Steps To Healing The Inner Child & Overcoming An Adverse Childhood
I was deeply unhappy, very angry and lonely. My anxiety had caused me to isolate myself and the isolation had caused me to become depressed so I started to ask myself the question “why me?” I entertained the idea that we all create our own reality and wondered how I had created the position I found myself in, why I kept getting into dysfunctional relationships. I knew my anxiety issues had played a huge part in creating the reality I was living in so I started to look for ways to feel more confident and calm. I started meditating which really helped reduce the negative self talk.
Inner Child Work
Meditating brought back memories and I began to make connections between my issues and my childhood. I realised I had a wounded inner child and I needed to do work to heal and reintegrate that inner child. To be honest I think I had always known that my issues stemmed from my childhood but like most people I didn’t want to face them.
Doing this kind of work is painful and people will try to talk you out of it but as I said above, repetition compulsion means we cannot hide, suppress or run away from inner child issues, if we don’t face them they will continue affecting our lives. For me the pain of staying the same was far greater than the pain of change.

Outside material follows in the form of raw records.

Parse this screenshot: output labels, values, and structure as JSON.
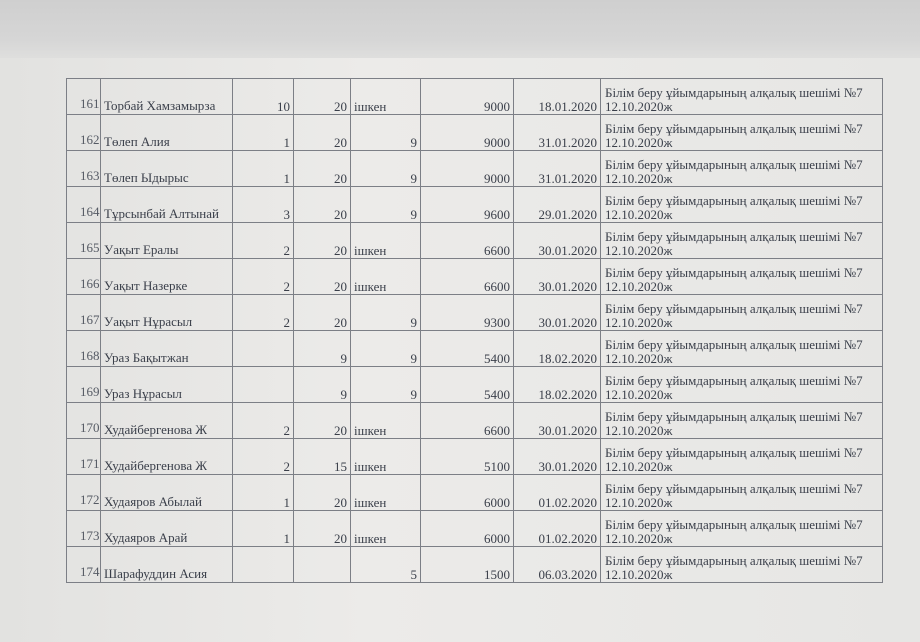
{
  "table": {
    "rows": [
      {
        "no": "161",
        "name": "Торбай Хамзамырза",
        "c3": "10",
        "c4": "20",
        "c5": "ішкен",
        "amount": "9000",
        "date": "18.01.2020",
        "basis": "Білім беру ұйымдарының алқалық шешімі №7 12.10.2020ж"
      },
      {
        "no": "162",
        "name": "Төлеп Алия",
        "c3": "1",
        "c4": "20",
        "c5": "9",
        "amount": "9000",
        "date": "31.01.2020",
        "basis": "Білім беру ұйымдарының алқалық шешімі №7 12.10.2020ж"
      },
      {
        "no": "163",
        "name": "Төлеп Ыдырыс",
        "c3": "1",
        "c4": "20",
        "c5": "9",
        "amount": "9000",
        "date": "31.01.2020",
        "basis": "Білім беру ұйымдарының алқалық шешімі №7 12.10.2020ж"
      },
      {
        "no": "164",
        "name": "Тұрсынбай Алтынай",
        "c3": "3",
        "c4": "20",
        "c5": "9",
        "amount": "9600",
        "date": "29.01.2020",
        "basis": "Білім беру ұйымдарының алқалық шешімі №7 12.10.2020ж"
      },
      {
        "no": "165",
        "name": "Уақыт Ералы",
        "c3": "2",
        "c4": "20",
        "c5": "ішкен",
        "amount": "6600",
        "date": "30.01.2020",
        "basis": "Білім беру ұйымдарының алқалық шешімі №7 12.10.2020ж"
      },
      {
        "no": "166",
        "name": "Уақыт Назерке",
        "c3": "2",
        "c4": "20",
        "c5": "ішкен",
        "amount": "6600",
        "date": "30.01.2020",
        "basis": "Білім беру ұйымдарының алқалық шешімі №7 12.10.2020ж"
      },
      {
        "no": "167",
        "name": "Уақыт Нұрасыл",
        "c3": "2",
        "c4": "20",
        "c5": "9",
        "amount": "9300",
        "date": "30.01.2020",
        "basis": "Білім беру ұйымдарының алқалық шешімі №7 12.10.2020ж"
      },
      {
        "no": "168",
        "name": "Ураз Бақытжан",
        "c3": "",
        "c4": "9",
        "c5": "9",
        "amount": "5400",
        "date": "18.02.2020",
        "basis": "Білім беру ұйымдарының алқалық шешімі №7 12.10.2020ж"
      },
      {
        "no": "169",
        "name": "Ураз Нұрасыл",
        "c3": "",
        "c4": "9",
        "c5": "9",
        "amount": "5400",
        "date": "18.02.2020",
        "basis": "Білім беру ұйымдарының алқалық шешімі №7 12.10.2020ж"
      },
      {
        "no": "170",
        "name": "Худайбергенова Ж",
        "c3": "2",
        "c4": "20",
        "c5": "ішкен",
        "amount": "6600",
        "date": "30.01.2020",
        "basis": "Білім беру ұйымдарының алқалық шешімі №7 12.10.2020ж"
      },
      {
        "no": "171",
        "name": "Худайбергенова Ж",
        "c3": "2",
        "c4": "15",
        "c5": "ішкен",
        "amount": "5100",
        "date": "30.01.2020",
        "basis": "Білім беру ұйымдарының алқалық шешімі №7 12.10.2020ж"
      },
      {
        "no": "172",
        "name": "Худаяров Абылай",
        "c3": "1",
        "c4": "20",
        "c5": "ішкен",
        "amount": "6000",
        "date": "01.02.2020",
        "basis": "Білім беру ұйымдарының алқалық шешімі №7 12.10.2020ж"
      },
      {
        "no": "173",
        "name": "Худаяров Арай",
        "c3": "1",
        "c4": "20",
        "c5": "ішкен",
        "amount": "6000",
        "date": "01.02.2020",
        "basis": "Білім беру ұйымдарының алқалық шешімі №7 12.10.2020ж"
      },
      {
        "no": "174",
        "name": "Шарафуддин Асия",
        "c3": "",
        "c4": "",
        "c5": "5",
        "amount": "1500",
        "date": "06.03.2020",
        "basis": "Білім беру ұйымдарының алқалық шешімі №7 12.10.2020ж"
      }
    ]
  }
}
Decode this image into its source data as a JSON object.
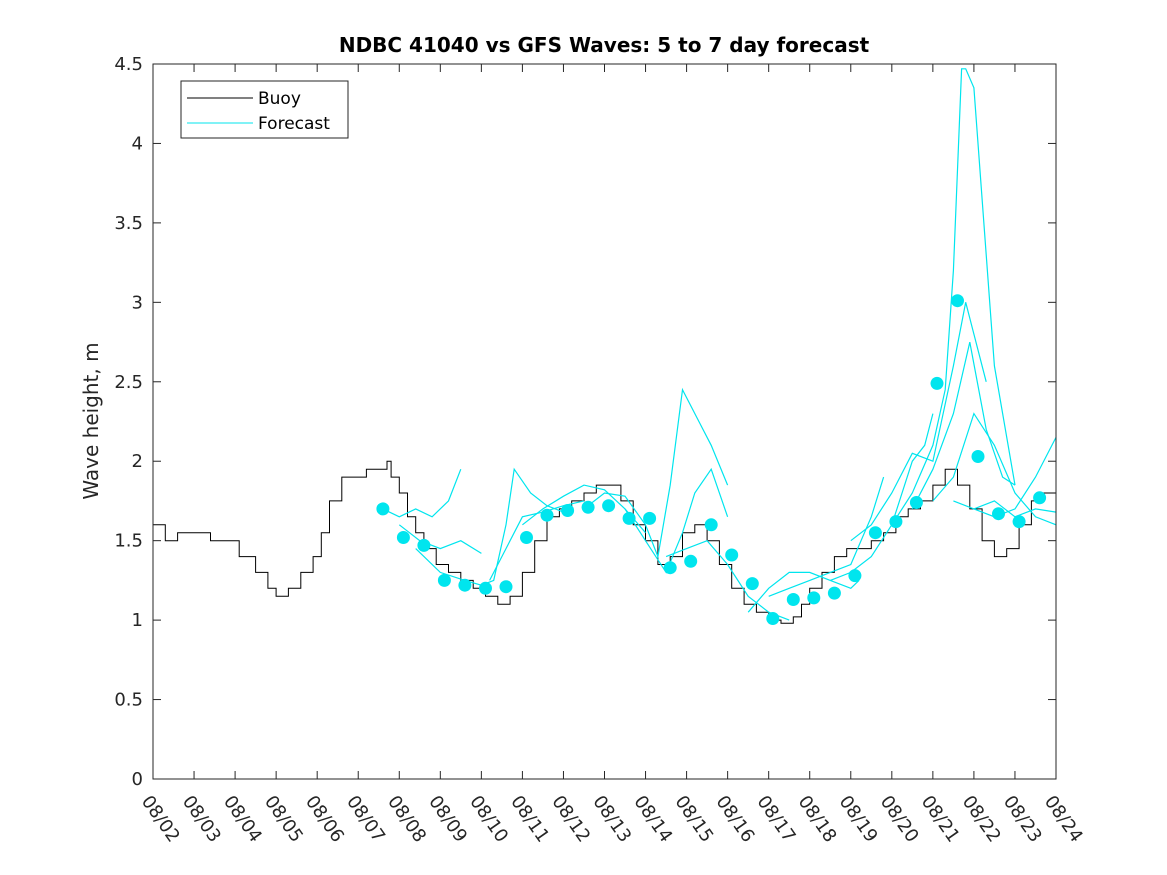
{
  "chart_data": {
    "type": "line",
    "title": "NDBC 41040 vs GFS Waves: 5 to 7 day forecast",
    "xlabel": "",
    "ylabel": "Wave height, m",
    "x_unit": "days since 08/02",
    "xlim": [
      0,
      22
    ],
    "ylim": [
      0,
      4.5
    ],
    "y_ticks": [
      0,
      0.5,
      1,
      1.5,
      2,
      2.5,
      3,
      3.5,
      4,
      4.5
    ],
    "y_tick_labels": [
      "0",
      "0.5",
      "1",
      "1.5",
      "2",
      "2.5",
      "3",
      "3.5",
      "4",
      "4.5"
    ],
    "x_ticks": [
      0,
      1,
      2,
      3,
      4,
      5,
      6,
      7,
      8,
      9,
      10,
      11,
      12,
      13,
      14,
      15,
      16,
      17,
      18,
      19,
      20,
      21,
      22
    ],
    "x_tick_labels": [
      "08/02",
      "08/03",
      "08/04",
      "08/05",
      "08/06",
      "08/07",
      "08/08",
      "08/09",
      "08/10",
      "08/11",
      "08/12",
      "08/13",
      "08/14",
      "08/15",
      "08/16",
      "08/17",
      "08/18",
      "08/19",
      "08/20",
      "08/21",
      "08/22",
      "08/23",
      "08/24"
    ],
    "legend": {
      "position": "top-left",
      "entries": [
        {
          "label": "Buoy",
          "color": "#000000"
        },
        {
          "label": "Forecast",
          "color": "#00e5ee"
        }
      ]
    },
    "colors": {
      "buoy": "#000000",
      "forecast": "#00e5ee",
      "axes": "#262626"
    },
    "buoy": {
      "x": [
        0,
        0.3,
        0.6,
        1.0,
        1.4,
        1.8,
        2.1,
        2.5,
        2.8,
        3.0,
        3.3,
        3.6,
        3.9,
        4.1,
        4.3,
        4.6,
        4.9,
        5.2,
        5.5,
        5.7,
        5.8,
        6.0,
        6.2,
        6.4,
        6.6,
        6.9,
        7.2,
        7.5,
        7.8,
        8.1,
        8.4,
        8.7,
        9.0,
        9.3,
        9.6,
        9.9,
        10.2,
        10.5,
        10.8,
        11.1,
        11.4,
        11.7,
        12.0,
        12.3,
        12.6,
        12.9,
        13.2,
        13.5,
        13.8,
        14.1,
        14.4,
        14.7,
        15.0,
        15.3,
        15.6,
        15.8,
        16.0,
        16.3,
        16.6,
        16.9,
        17.2,
        17.5,
        17.8,
        18.1,
        18.4,
        18.7,
        19.0,
        19.3,
        19.6,
        19.9,
        20.2,
        20.5,
        20.8,
        21.1,
        21.4,
        21.7,
        22.0
      ],
      "y": [
        1.6,
        1.5,
        1.55,
        1.55,
        1.5,
        1.5,
        1.4,
        1.3,
        1.2,
        1.15,
        1.2,
        1.3,
        1.4,
        1.55,
        1.75,
        1.9,
        1.9,
        1.95,
        1.95,
        2.0,
        1.9,
        1.8,
        1.65,
        1.55,
        1.45,
        1.35,
        1.3,
        1.25,
        1.2,
        1.15,
        1.1,
        1.15,
        1.3,
        1.5,
        1.65,
        1.7,
        1.75,
        1.8,
        1.85,
        1.85,
        1.75,
        1.6,
        1.5,
        1.35,
        1.4,
        1.55,
        1.6,
        1.5,
        1.35,
        1.2,
        1.1,
        1.05,
        1.0,
        0.98,
        1.02,
        1.1,
        1.2,
        1.3,
        1.4,
        1.45,
        1.45,
        1.5,
        1.55,
        1.65,
        1.7,
        1.75,
        1.85,
        1.95,
        1.85,
        1.7,
        1.5,
        1.4,
        1.45,
        1.6,
        1.75,
        1.8,
        1.8
      ]
    },
    "forecast_series": [
      {
        "name": "run1",
        "x": [
          5.6,
          6.0,
          6.4,
          6.8,
          7.2,
          7.5
        ],
        "y": [
          1.7,
          1.65,
          1.7,
          1.65,
          1.75,
          1.95
        ]
      },
      {
        "name": "run2",
        "x": [
          6.0,
          6.5,
          7.0,
          7.5,
          8.0
        ],
        "y": [
          1.6,
          1.5,
          1.45,
          1.5,
          1.42
        ]
      },
      {
        "name": "run3",
        "x": [
          6.4,
          7.0,
          7.6,
          8.0,
          8.3,
          8.6,
          8.8,
          9.2,
          9.6,
          10.0
        ],
        "y": [
          1.45,
          1.3,
          1.25,
          1.22,
          1.25,
          1.6,
          1.95,
          1.8,
          1.72,
          1.68
        ]
      },
      {
        "name": "run4",
        "x": [
          8.2,
          8.6,
          9.0,
          9.5,
          10.0,
          10.5
        ],
        "y": [
          1.25,
          1.45,
          1.65,
          1.68,
          1.72,
          1.75
        ]
      },
      {
        "name": "run5",
        "x": [
          9.0,
          9.5,
          10.0,
          10.5,
          11.0,
          11.5,
          12.0
        ],
        "y": [
          1.6,
          1.7,
          1.78,
          1.85,
          1.82,
          1.7,
          1.55
        ]
      },
      {
        "name": "run6",
        "x": [
          10.5,
          11.0,
          11.5,
          12.0,
          12.3,
          12.6,
          12.9,
          13.3,
          13.6,
          14.0
        ],
        "y": [
          1.7,
          1.8,
          1.78,
          1.6,
          1.4,
          1.85,
          2.45,
          2.25,
          2.1,
          1.85
        ]
      },
      {
        "name": "run7",
        "x": [
          11.5,
          12.0,
          12.5,
          12.9,
          13.2,
          13.6,
          14.0
        ],
        "y": [
          1.7,
          1.5,
          1.3,
          1.55,
          1.8,
          1.95,
          1.65
        ]
      },
      {
        "name": "run8",
        "x": [
          12.5,
          13.0,
          13.5,
          14.0,
          14.5,
          15.0,
          15.5
        ],
        "y": [
          1.4,
          1.45,
          1.5,
          1.35,
          1.15,
          1.05,
          1.0
        ]
      },
      {
        "name": "run9",
        "x": [
          14.5,
          15.0,
          15.5,
          16.0,
          16.5,
          17.0,
          17.2
        ],
        "y": [
          1.05,
          1.2,
          1.3,
          1.3,
          1.25,
          1.2,
          1.25
        ]
      },
      {
        "name": "run10",
        "x": [
          15.0,
          15.5,
          16.0,
          16.5,
          17.0,
          17.5,
          17.8
        ],
        "y": [
          1.15,
          1.2,
          1.25,
          1.3,
          1.35,
          1.65,
          1.9
        ]
      },
      {
        "name": "run11",
        "x": [
          16.5,
          17.0,
          17.5,
          18.0,
          18.5,
          18.8,
          19.0
        ],
        "y": [
          1.25,
          1.3,
          1.4,
          1.6,
          2.0,
          2.1,
          2.3
        ]
      },
      {
        "name": "run12",
        "x": [
          17.0,
          17.5,
          18.0,
          18.5,
          19.0,
          19.5,
          19.8,
          20.0,
          20.3
        ],
        "y": [
          1.5,
          1.6,
          1.8,
          2.05,
          2.0,
          2.6,
          3.0,
          2.8,
          2.5
        ]
      },
      {
        "name": "run13",
        "x": [
          18.0,
          18.5,
          19.0,
          19.3,
          19.5,
          19.7,
          19.8,
          20.0,
          20.5,
          21.0
        ],
        "y": [
          1.6,
          1.8,
          2.1,
          2.45,
          3.2,
          4.47,
          4.47,
          4.35,
          2.6,
          1.85
        ]
      },
      {
        "name": "run14",
        "x": [
          18.5,
          19.0,
          19.5,
          19.9,
          20.3,
          20.7,
          21.0
        ],
        "y": [
          1.7,
          1.95,
          2.3,
          2.75,
          2.2,
          1.9,
          1.85
        ]
      },
      {
        "name": "run15",
        "x": [
          19.0,
          19.5,
          20.0,
          20.5,
          21.0,
          21.5,
          22.0
        ],
        "y": [
          1.75,
          1.9,
          2.3,
          2.1,
          1.8,
          1.65,
          1.6
        ]
      },
      {
        "name": "run16",
        "x": [
          20.0,
          20.5,
          21.0,
          21.5,
          22.0
        ],
        "y": [
          1.7,
          1.65,
          1.7,
          1.9,
          2.15
        ]
      },
      {
        "name": "run17",
        "x": [
          19.5,
          20.0,
          20.5,
          21.0,
          21.5,
          22.0
        ],
        "y": [
          1.75,
          1.7,
          1.75,
          1.65,
          1.7,
          1.68
        ]
      }
    ],
    "forecast_points": {
      "x": [
        5.6,
        6.1,
        6.6,
        7.1,
        7.6,
        8.1,
        8.6,
        9.1,
        9.6,
        10.1,
        10.6,
        11.1,
        11.6,
        12.1,
        12.6,
        13.1,
        13.6,
        14.1,
        14.6,
        15.1,
        15.6,
        16.1,
        16.6,
        17.1,
        17.6,
        18.1,
        18.6,
        19.1,
        19.6,
        20.1,
        20.6,
        21.1,
        21.6
      ],
      "y": [
        1.7,
        1.52,
        1.47,
        1.25,
        1.22,
        1.2,
        1.21,
        1.52,
        1.66,
        1.69,
        1.71,
        1.72,
        1.64,
        1.64,
        1.33,
        1.37,
        1.6,
        1.41,
        1.23,
        1.01,
        1.13,
        1.14,
        1.17,
        1.28,
        1.55,
        1.62,
        1.74,
        2.49,
        3.01,
        2.03,
        1.67,
        1.62,
        1.77
      ]
    }
  }
}
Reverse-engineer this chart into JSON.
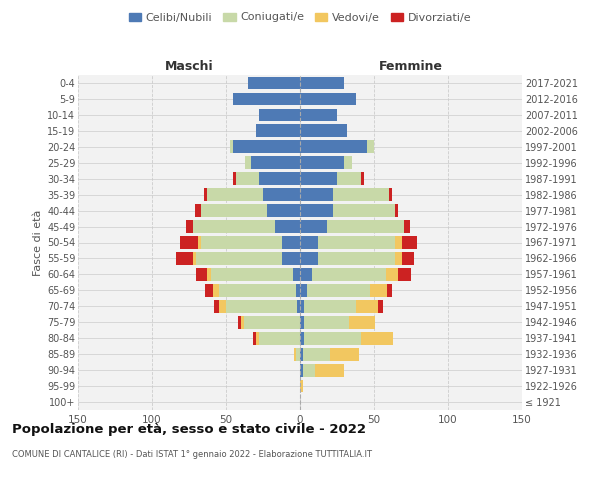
{
  "age_groups": [
    "100+",
    "95-99",
    "90-94",
    "85-89",
    "80-84",
    "75-79",
    "70-74",
    "65-69",
    "60-64",
    "55-59",
    "50-54",
    "45-49",
    "40-44",
    "35-39",
    "30-34",
    "25-29",
    "20-24",
    "15-19",
    "10-14",
    "5-9",
    "0-4"
  ],
  "birth_years": [
    "≤ 1921",
    "1922-1926",
    "1927-1931",
    "1932-1936",
    "1937-1941",
    "1942-1946",
    "1947-1951",
    "1952-1956",
    "1957-1961",
    "1962-1966",
    "1967-1971",
    "1972-1976",
    "1977-1981",
    "1982-1986",
    "1987-1991",
    "1992-1996",
    "1997-2001",
    "2002-2006",
    "2007-2011",
    "2012-2016",
    "2017-2021"
  ],
  "maschi_celibe": [
    0,
    0,
    0,
    0,
    0,
    0,
    2,
    3,
    5,
    12,
    12,
    17,
    22,
    25,
    28,
    33,
    45,
    30,
    28,
    45,
    35
  ],
  "maschi_coniugato": [
    0,
    0,
    0,
    3,
    28,
    38,
    48,
    52,
    55,
    58,
    55,
    55,
    45,
    38,
    15,
    4,
    2,
    0,
    0,
    0,
    0
  ],
  "maschi_vedovo": [
    0,
    0,
    0,
    1,
    2,
    2,
    5,
    4,
    3,
    2,
    2,
    0,
    0,
    0,
    0,
    0,
    0,
    0,
    0,
    0,
    0
  ],
  "maschi_divorziato": [
    0,
    0,
    0,
    0,
    2,
    2,
    3,
    5,
    7,
    12,
    12,
    5,
    4,
    2,
    2,
    0,
    0,
    0,
    0,
    0,
    0
  ],
  "femmine_celibe": [
    0,
    0,
    2,
    2,
    3,
    3,
    3,
    5,
    8,
    12,
    12,
    18,
    22,
    22,
    25,
    30,
    45,
    32,
    25,
    38,
    30
  ],
  "femmine_coniugato": [
    0,
    0,
    8,
    18,
    38,
    30,
    35,
    42,
    50,
    52,
    52,
    52,
    42,
    38,
    16,
    5,
    5,
    0,
    0,
    0,
    0
  ],
  "femmine_vedovo": [
    0,
    2,
    20,
    20,
    22,
    18,
    15,
    12,
    8,
    5,
    5,
    0,
    0,
    0,
    0,
    0,
    0,
    0,
    0,
    0,
    0
  ],
  "femmine_divorziato": [
    0,
    0,
    0,
    0,
    0,
    0,
    3,
    3,
    9,
    8,
    10,
    4,
    2,
    2,
    2,
    0,
    0,
    0,
    0,
    0,
    0
  ],
  "color_celibe": "#4e7ab5",
  "color_coniugato": "#c8d9a8",
  "color_vedovo": "#f2c760",
  "color_divorziato": "#cc2222",
  "xlim": 150,
  "xticks": [
    -150,
    -100,
    -50,
    0,
    50,
    100,
    150
  ],
  "title": "Popolazione per età, sesso e stato civile - 2022",
  "subtitle": "COMUNE DI CANTALICE (RI) - Dati ISTAT 1° gennaio 2022 - Elaborazione TUTTITALIA.IT",
  "ylabel_left": "Fasce di età",
  "label_maschi": "Maschi",
  "label_femmine": "Femmine",
  "legend_labels": [
    "Celibi/Nubili",
    "Coniugati/e",
    "Vedovi/e",
    "Divorziati/e"
  ],
  "bg_color": "#ffffff",
  "panel_bg": "#f2f2f2",
  "grid_color": "#cccccc",
  "text_color": "#555555",
  "title_color": "#111111"
}
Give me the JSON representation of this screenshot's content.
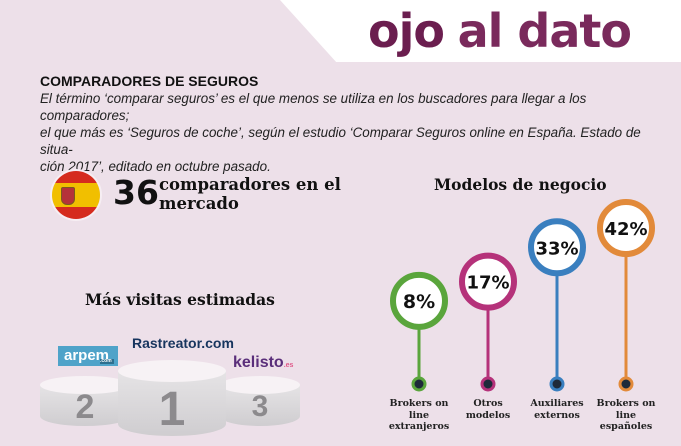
{
  "header": {
    "brand_part1": "ojo",
    "brand_part2": "al dato"
  },
  "section": {
    "title": "COMPARADORES DE SEGUROS",
    "intro_lines": [
      "El término ‘comparar seguros’ es el que menos se utiliza en los buscadores para llegar a los comparadores;",
      "el que más es ‘Seguros de coche’, según el estudio ‘Comparar Seguros online en España. Estado de situa-",
      "ción 2017’, editado en octubre pasado."
    ]
  },
  "count": {
    "number": "36",
    "label": "comparadores en el mercado",
    "icon": "spain-flag-icon"
  },
  "visits": {
    "title": "Más visitas estimadas",
    "podium": [
      {
        "rank": "1",
        "brand": "Rastreator.com"
      },
      {
        "rank": "2",
        "brand": "arpem",
        "brand_suffix": ".com"
      },
      {
        "rank": "3",
        "brand": "kelisto",
        "brand_suffix": ".es"
      }
    ]
  },
  "models": {
    "title": "Modelos de negocio",
    "items": [
      {
        "value": 8,
        "display": "8%",
        "label": "Brokers on line extranjeros",
        "color": "#5aa53c"
      },
      {
        "value": 17,
        "display": "17%",
        "label": "Otros modelos",
        "color": "#b5327a"
      },
      {
        "value": 33,
        "display": "33%",
        "label": "Auxiliares externos",
        "color": "#3a7fbf"
      },
      {
        "value": 42,
        "display": "42%",
        "label": "Brokers on line españoles",
        "color": "#e28a3a"
      }
    ]
  },
  "colors": {
    "background": "#ede0e9",
    "brand": "#6b1e4f"
  }
}
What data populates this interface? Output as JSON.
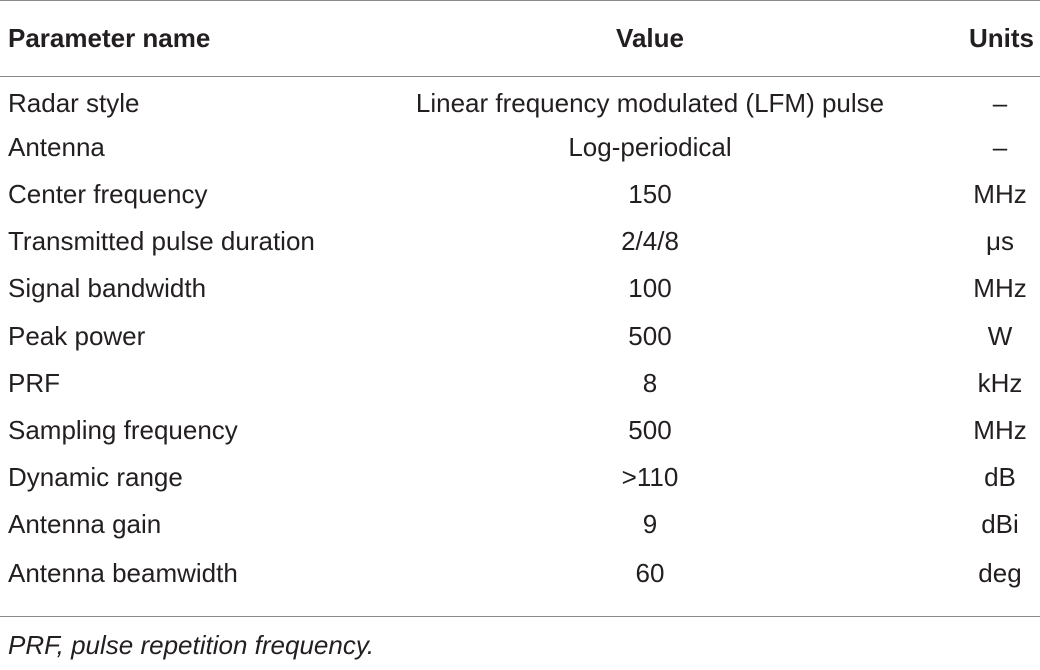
{
  "table": {
    "headers": {
      "name": "Parameter name",
      "value": "Value",
      "units": "Units"
    },
    "rows": [
      {
        "name": "Radar style",
        "value": "Linear frequency modulated (LFM) pulse",
        "units": "–"
      },
      {
        "name": "Antenna",
        "value": "Log-periodical",
        "units": "–"
      },
      {
        "name": "Center frequency",
        "value": "150",
        "units": "MHz"
      },
      {
        "name": "Transmitted pulse duration",
        "value": "2/4/8",
        "units": "μs"
      },
      {
        "name": "Signal bandwidth",
        "value": "100",
        "units": "MHz"
      },
      {
        "name": "Peak power",
        "value": "500",
        "units": "W"
      },
      {
        "name": "PRF",
        "value": "8",
        "units": "kHz"
      },
      {
        "name": "Sampling frequency",
        "value": "500",
        "units": "MHz"
      },
      {
        "name": "Dynamic range",
        "value": ">110",
        "units": "dB"
      },
      {
        "name": "Antenna gain",
        "value": "9",
        "units": "dBi"
      },
      {
        "name": "Antenna beamwidth",
        "value": "60",
        "units": "deg"
      }
    ]
  },
  "footnote": "PRF, pulse repetition frequency."
}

My inner child needed to feel safe, loved and accepted, he needed to be told that there was nothing wrong with him. Inner child work has allowed me to accept myself, feel more confident and increase my self esteem. I have been able to see where family members have projected their own insecurities onto me which at first made me angry but I realise that hurt people hurt people and harbouring resentment is only negatively affecting me. I realise I have probably projected some of my own issues onto my daughter but doing the inner child work has made me more mindful of this. Stopping the generational trauma and not passing it onto my own children is a major concern for me.